Il lâcha donc Gorin, qui se releva écumant de rage et souillé de poussière.

— Voyons, voyons, reprit M. Bourdon, il faut faire la paix. Je sais que M. Gorin a eu les premiers torts ; il sera assez galant homme pour le reconnaître ; quant à toi, Michel, tes vengeances sont trop rudes…

— La paix ! hurla Gorin en montrant le poing à son ennemi, jamais ! jamais !

M. Bourdon alors, l’emmenant à l’écart, se mit à lui parler avec cette éloquence habile et insinuante qu’il possédait.

La foule s’étant dispersée, Michel s’approcha de Gène et de sa compagne :

— Bonjour, Gène ; bonjour, Martine. Je m’attendais guère de vous voir ici. Je suis fâché que vous m’ayez trouvé en dispute, mais ça n’était pas ma faute.

La Martine était devenue toute rouge. C’était une fille à tournure lente et gauche, dont le visage plat, large et inintelligent était couvert de taches de rousseur. Ses yeux petits et sans vivacité prirent cependant une expression tendre et touchante en s’attachant sur Michel. D’un ton très-doux, presque plaintif, elle répondit :

— Y avait si longtemps qu’on ne vous avait vu !

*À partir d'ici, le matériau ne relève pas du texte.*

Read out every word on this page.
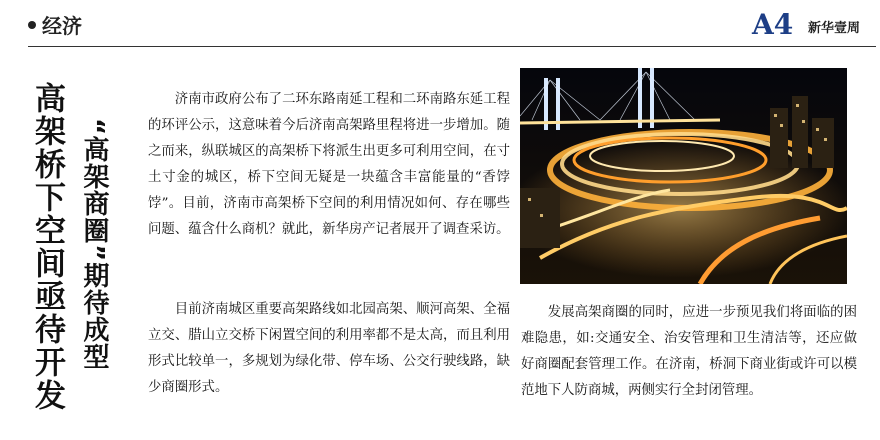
经济	A4 新华壹周
高架桥下空间亟待开发 “高架商圈”期待成型
济南市政府公布了二环东路南延工程和二环南路东延工程的环评公示，这意味着今后济南高架路里程将进一步增加。随之而来，纵联城区的高架桥下将派生出更多可利用空间，在寸土寸金的城区，桥下空间无疑是一块蕴含丰富能量的“香饽饽”。目前，济南市高架桥下空间的利用情况如何、存在哪些问题、蕴含什么商机？就此，新华房产记者展开了调查采访。
目前济南城区重要高架路线如北园高架、顺河高架、全福立交、腊山立交桥下闲置空间的利用率都不是太高，而且利用形式比较单一，多规划为绿化带、停车场、公交行驶线路，缺少商圈形式。
发展高架商圈的同时，应进一步预见我们将面临的困难隐患，如:交通安全、治安管理和卫生清洁等，还应做好商圈配套管理工作。在济南，桥洞下商业街或许可以模范地下人防商城，两侧实行全封闭管理。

Michel était un peu embarrassé vis-à-vis d’elle, et aussi parce que tout le monde les regardait. Pourtant, comme c’était son devoir de faire politesse à la Martine, il l’invita à danser. On se poussait pour les voir.

— A-t-elle une belle chaîne d’or ! disait-on.

— Les dentelles de sa coiffe ont coûté des mille et des cents.